Comment s’explique le premier recul de la croisière à Marseille?
Il y a une désaffection sur la Méditerranée depuis deux ou trois ans. Marseille ne l’avait pas encore senti car nous sommes en rattrapage de 40 ans de retard mais les deux premiers, Barcelone et Rome, stagnent depuis quelques années. Les principales raisons sont les attentats et l’absence de la Tunisie et de la Turquie, qui représentait 500 escales par an.
Chez nous, entre la disparition de Croisières de France qui apportait 100 000 passagers et le départ des compagnies américaines – Norwegian Cruise Line avec son Norwegian-Epic (25 à 30 escales en moins) et Carnival Cruise Line avec son Carnival-Horizon –, nous avons perdu au total 300 000 passagers d’un coup. Mais cela a été compensé par nos partenaires Costa et MSC.
La croisière est donc un secteur volatil?
Les compagnies ont une obsession: mettre leurs bateaux là où est le marché. Elles conçoivent leurs itinéraires au dernier moment. L’an dernier, Carnival a misé sur l’Océanie. L’Europe du Nord se développe, les tours du monde aussi. Mais la Méditerranée se rattrape, ça devrait remonter cette année.
Les périodes hautes en Méditerranée sont avant et après l’été. Ce qui fait fuir les navires l’hiver, ce n’est pas la température mais les conditions de mer. MSC nous a laissé ses bateaux de la série des 330 m l’hiver dernier. Nous devons être capables d’accueillir les grandes compagnies européennes et américaines toute l’année. Nous visons 2 millions de passagers en 2020 et 2,5 millions en 2025, avec un grand bond en 2019.
Marseille a de nouveaux arguments dans ce contexte concurrentiel…
La remise en service de la forme 10 est un atout supplémentaire pour le GPMM. Ce pôle a désormais une résonance mondiale. Peu de ports offrent sur le même site l’exploitation des navires, la capacité d’accueil des passagers et la réparation. La forme 10 était l’une des briques essentielles avec les travaux de la passe Nord. C’est peut-être le dernier élément qu’il manquait pour préparer la décennie record qui s’annonce.
Mais, pour nous, rien n’est gagné, la concurrence est énorme. Nous devons convaincre les opérateurs de venir et les populations de l’intérêt d’accueillir des paquebots. Nous devons aussi travailler pour limiter les nuisances.
Cette pollution induite fait débat à Marseille et ailleurs…

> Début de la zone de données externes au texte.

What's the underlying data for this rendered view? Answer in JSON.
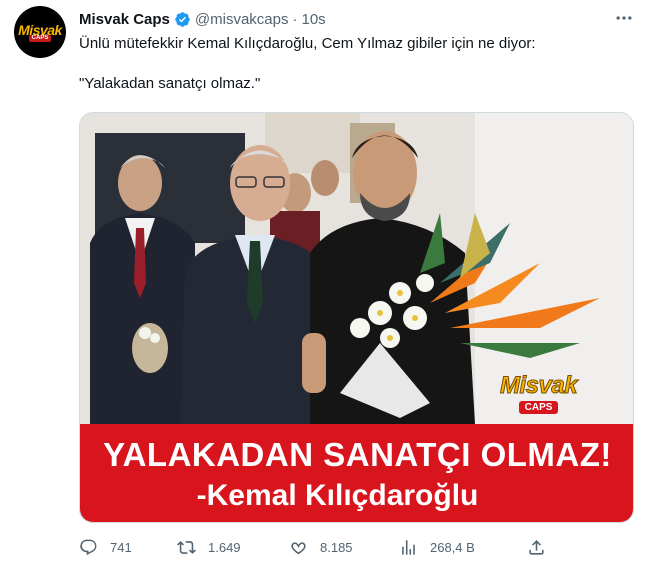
{
  "tweet": {
    "author_name": "Misvak Caps",
    "author_handle": "@misvakcaps",
    "separator": "·",
    "time": "10s",
    "text": "Ünlü mütefekkir Kemal Kılıçdaroğlu, Cem Yılmaz gibiler için ne diyor:\n\n\"Yalakadan sanatçı olmaz.\"",
    "avatar_logo": {
      "line1": "Misvak",
      "line2": "CAPS"
    }
  },
  "media": {
    "banner_line1": "YALAKADAN SANATÇI OLMAZ!",
    "banner_line2": "-Kemal Kılıçdaroğlu",
    "watermark_line1": "Misvak",
    "watermark_line2": "CAPS",
    "colors": {
      "banner": "#d8141c",
      "logo_yellow": "#f5b700"
    }
  },
  "actions": {
    "replies": "741",
    "retweets": "1.649",
    "likes": "8.185",
    "views": "268,4 B"
  },
  "icons": [
    "verified-badge-icon",
    "more-icon",
    "reply-icon",
    "retweet-icon",
    "like-icon",
    "views-icon",
    "share-icon"
  ]
}
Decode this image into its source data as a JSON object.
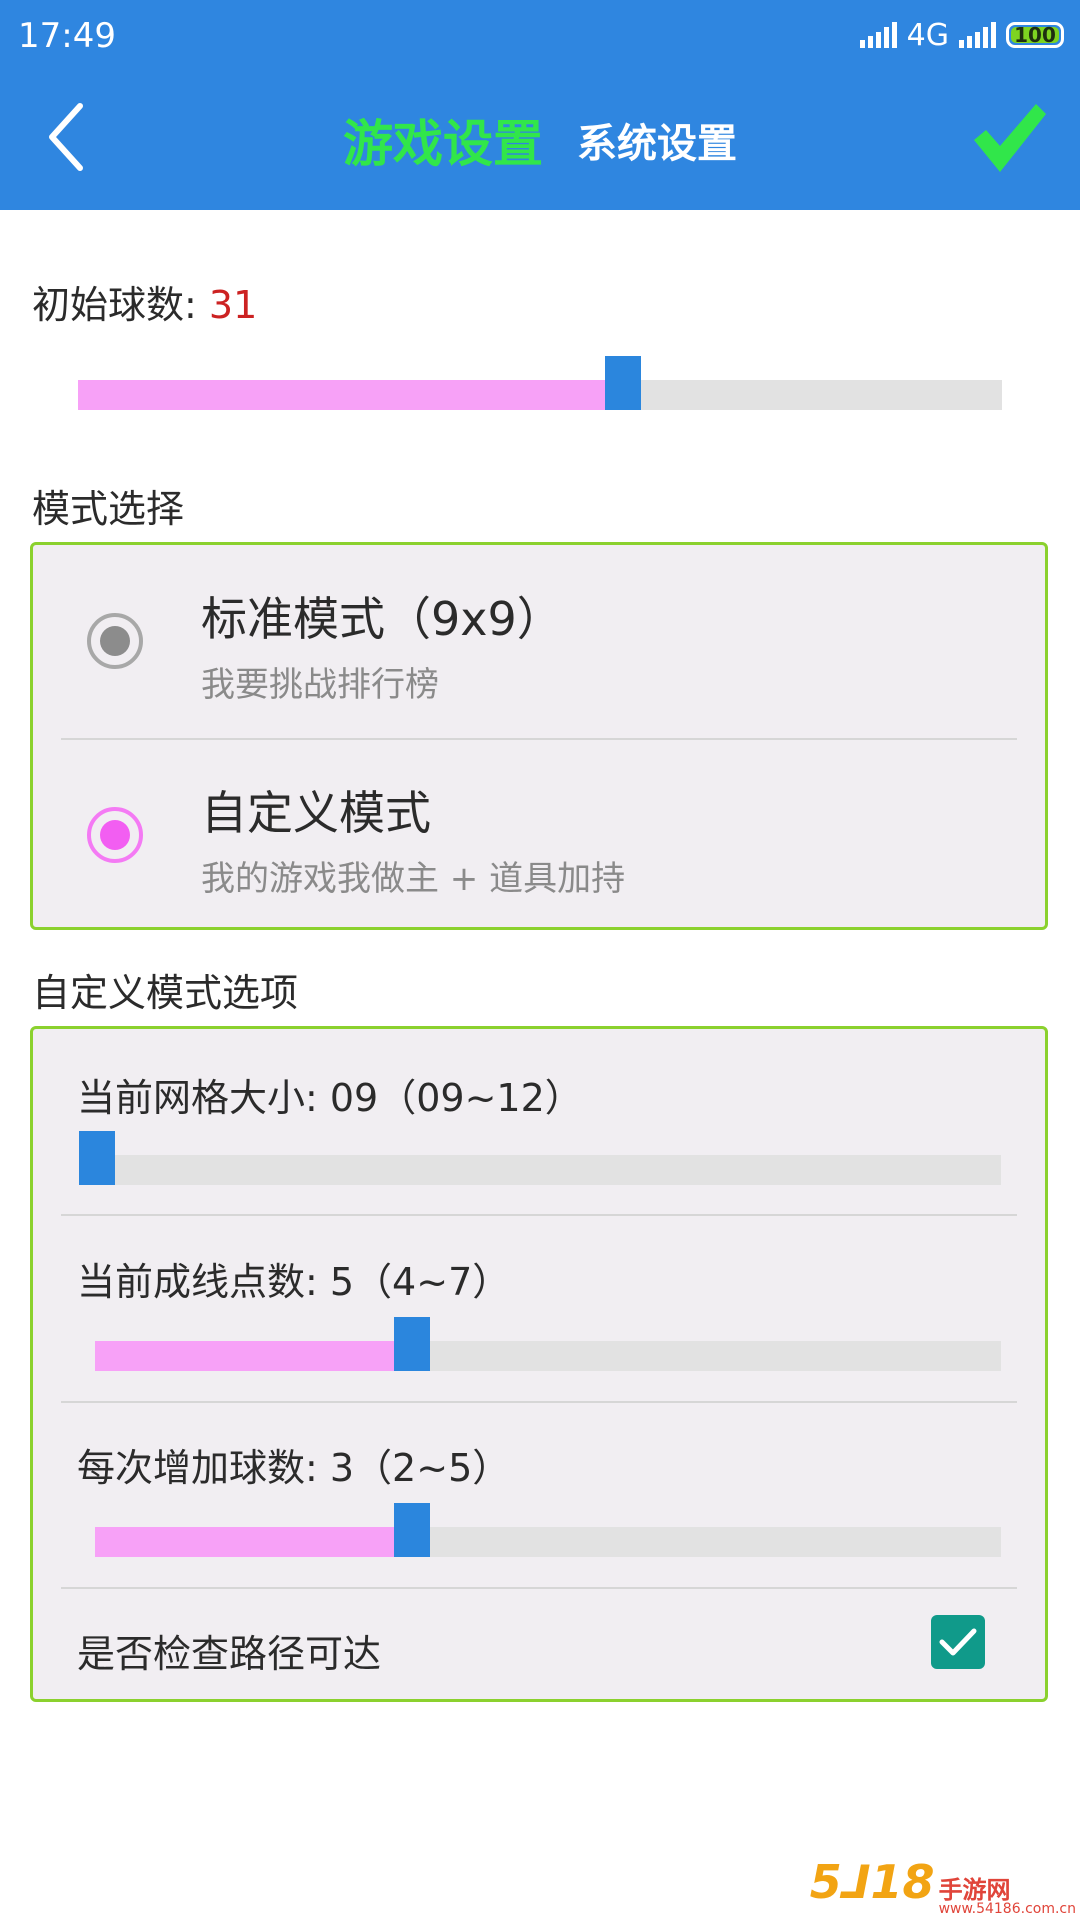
{
  "status_bar": {
    "time": "17:49",
    "network": "4G",
    "battery": "100"
  },
  "header": {
    "tab_game": "游戏设置",
    "tab_system": "系统设置"
  },
  "initial_balls": {
    "label": "初始球数:",
    "value": "31",
    "slider_fraction": 0.57
  },
  "mode_select": {
    "heading": "模式选择",
    "options": [
      {
        "title": "标准模式（9x9）",
        "subtitle": "我要挑战排行榜",
        "selected": false
      },
      {
        "title": "自定义模式",
        "subtitle": "我的游戏我做主 + 道具加持",
        "selected": true
      }
    ]
  },
  "custom_options": {
    "heading": "自定义模式选项",
    "grid_size": {
      "label": "当前网格大小: 09（09~12）",
      "slider_fraction": 0.0
    },
    "line_points": {
      "label": "当前成线点数: 5（4~7）",
      "slider_fraction": 0.33
    },
    "balls_per_turn": {
      "label": "每次增加球数: 3（2~5）",
      "slider_fraction": 0.33
    },
    "check_path": {
      "label": "是否检查路径可达",
      "checked": true
    }
  },
  "colors": {
    "header_bg": "#2f86e0",
    "active_tab": "#31e64a",
    "slider_fill": "#f7a1f7",
    "slider_thumb": "#2b86dd",
    "panel_border": "#8bd12e",
    "value_red": "#cc2222",
    "checkbox": "#109a8a"
  },
  "watermark": {
    "logo": "5ᒧ18",
    "name": "手游网",
    "url": "www.54186.com.cn"
  }
}
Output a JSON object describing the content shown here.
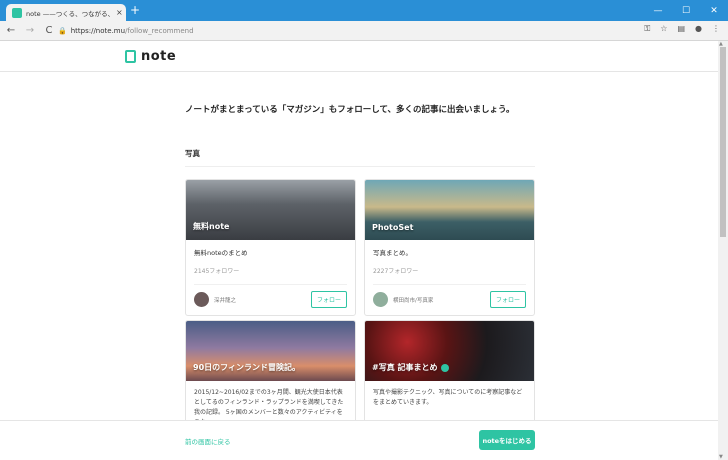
{
  "browser": {
    "tab_title": "note ——つくる、つながる、とどける。",
    "url_host": "https://note.mu",
    "url_path": "/follow_recommend",
    "new_tab": "+",
    "close": "×",
    "back": "←",
    "forward": "→",
    "reload": "C"
  },
  "site": {
    "logo_text": "note"
  },
  "intro": "ノートがまとまっている「マガジン」もフォローして、多くの記事に出会いましょう。",
  "section_title": "写真",
  "cards": [
    {
      "image_label": "無料note",
      "title": "無料noteのまとめ",
      "count": "2145フォロワー",
      "owner": "深井龍之",
      "follow": "フォロー"
    },
    {
      "image_label": "PhotoSet",
      "title": "写真まとめ。",
      "count": "2227フォロワー",
      "owner": "横田尚市/写真家",
      "follow": "フォロー"
    },
    {
      "image_label": "90日のフィンランド冒険記。",
      "desc": "2015/12~2016/02までの3ヶ月間、観光大使日本代表としてるのフィンランド・ラップランドを満喫してきた我の記録。 5ヶ国のメンバーと数々のアクティビティをこな"
    },
    {
      "image_label": "#写真 記事まとめ",
      "desc": "写真や撮影テクニック、写真についてのに考察記事などをまとめていきます。"
    }
  ],
  "bottom": {
    "back_label": "前の画面に戻る",
    "start_label": "noteをはじめる"
  }
}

Les paquebots sont sous les feux de la rampe alors que ce sont les navires les plus modernes et les plus vertueux. En cinq ans, les grandes compagnies ont abaissé de 25 % leur consommation unitaire alors que la puissance des moteurs a augmenté. La quasi-totalité d’entre eux sont équipés de moteurs auxiliaires électriques pour aider à la propulsion. À quai, sans nier l’existence d’une pollution, ils utilisent pratiquement le même gasoil que les voitures, à 0,1 % de soufre. Leurs émissions dans cette phase équivalent à celles de 125 voitures ou 25 camions. De plus, 40 % d’entre eux sont équipés de scrubbers. Et puis on parle de 315 paquebots sur 50 000 bateaux dans le monde.
Le problème est prégnant à Marseille car les navires sont dans la ville. Nous étudions toutes les solutions, dont le branchement à quai et les scrubbers mobiles. Il y a 16 paquebots au GNL officiellement en commande plus un à l’hydrogène, de la compagnie Viking attendu pour 2021. En 2019, Marseille recevra son premier navire au gaz.
Pourquoi attendez-vous une décennie record?
La centaine de paquebots de dernière génération en commande présage une explosion du marché, pas en nombre de navires, qui va passer de 310-315 à 360 avec le retrait des plus anciens, mais en capacité, avec un doublement du nombre de lits. L’abaissement à 0,5 % de la teneur en soufre maximale des combustibles maritimes en 2020 va accélérer la disparition de vieux paquebots qui ont aussi des coûts d’exploitation plus élevés.